Brazil's President Dilma Rousseff held talks with Valcke during her visit to Europe this month and, according to media reports, told him that her government could not agree to FIFA's request for full-price tickets for elderly people.
The right to half-price tickets for people over 65 years old is enshrined in Brazilian law.
"We won't say that we are above laws and regulations. When President Rousseff says there is a law to protect people over 65 years old, I say to her we don't want this changed," Valcke told Folha de Sao Paulo newspaper in an interview published today.
"But at the same time we want to be certain that we don't have lots of different communities having access to half-price tickets, whether they are blood donors, students, ex-players and so on."
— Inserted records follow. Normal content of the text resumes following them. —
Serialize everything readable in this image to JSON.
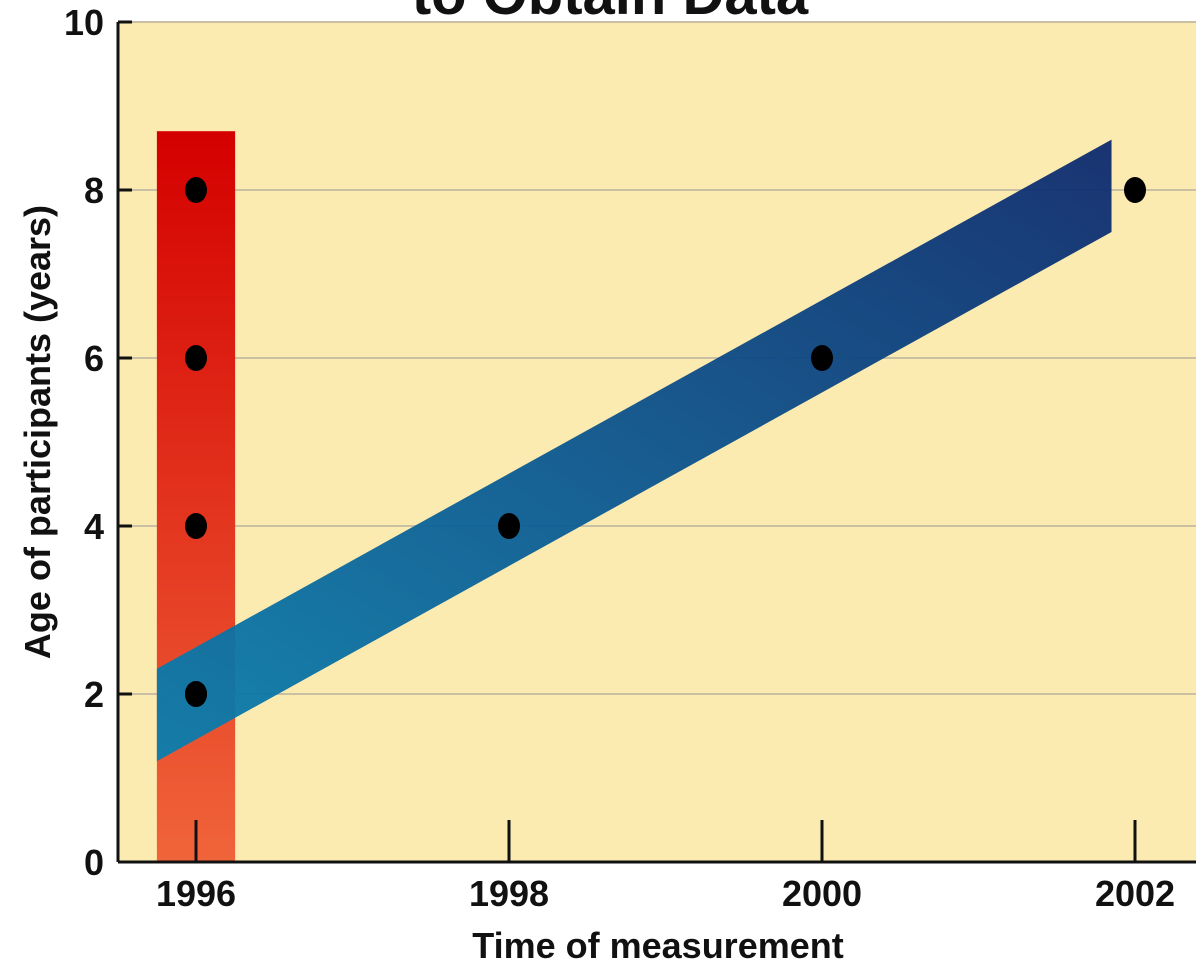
{
  "chart_data": {
    "type": "scatter",
    "title": "to Obtain Data",
    "xlabel": "Time of measurement",
    "ylabel": "Age of participants (years)",
    "xlim": [
      1995.5,
      2002.4
    ],
    "ylim": [
      0,
      10
    ],
    "x_ticks": [
      1996,
      1998,
      2000,
      2002
    ],
    "y_ticks": [
      0,
      2,
      4,
      6,
      8,
      10
    ],
    "grid": true,
    "series": [
      {
        "points": [
          {
            "x": 1996,
            "y": 2
          },
          {
            "x": 1996,
            "y": 4
          },
          {
            "x": 1996,
            "y": 6
          },
          {
            "x": 1996,
            "y": 8
          }
        ]
      },
      {
        "points": [
          {
            "x": 1996,
            "y": 2
          },
          {
            "x": 1998,
            "y": 4
          },
          {
            "x": 2000,
            "y": 6
          },
          {
            "x": 2002,
            "y": 8
          }
        ]
      }
    ],
    "highlight_bands": [
      {
        "orientation": "vertical",
        "x_from": 1995.75,
        "x_to": 1996.25,
        "y_from": 0,
        "y_to": 8.7,
        "color_top": "#d40000",
        "color_bottom": "#f0643a"
      },
      {
        "orientation": "diagonal",
        "x_from": 1995.75,
        "x_to": 2001.85,
        "y_from_low": 1.2,
        "y_from_high": 2.3,
        "y_to_low": 7.5,
        "y_to_high": 8.6,
        "color_start": "#0a7fae",
        "color_end": "#0d2a6e"
      }
    ],
    "colors": {
      "background": "#fcebb0",
      "grid": "#c9c0a3",
      "points": "#000000",
      "axis": "#111111"
    }
  }
}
FIFA's request that half-price rights be overruled for the World Cup has sparked a backlash in Congress, which must pass the legislation setting financial and legal rules for the global showpiece. In addition to ticket prices, the law covers trademark protection, the sale of alcohol in stadiums and television rights.
Former Brazilian international Romario, who is now a federal congressman, has said that FIFA must not be allowed to dictate changes to Brazilian law for the event.
Romario and other lawmakers are also calling on the government to stand up for students' rights to half-price tickets, saying it is a matter of Brazilian sovereignty and that FIFA must accept the hit to its profits.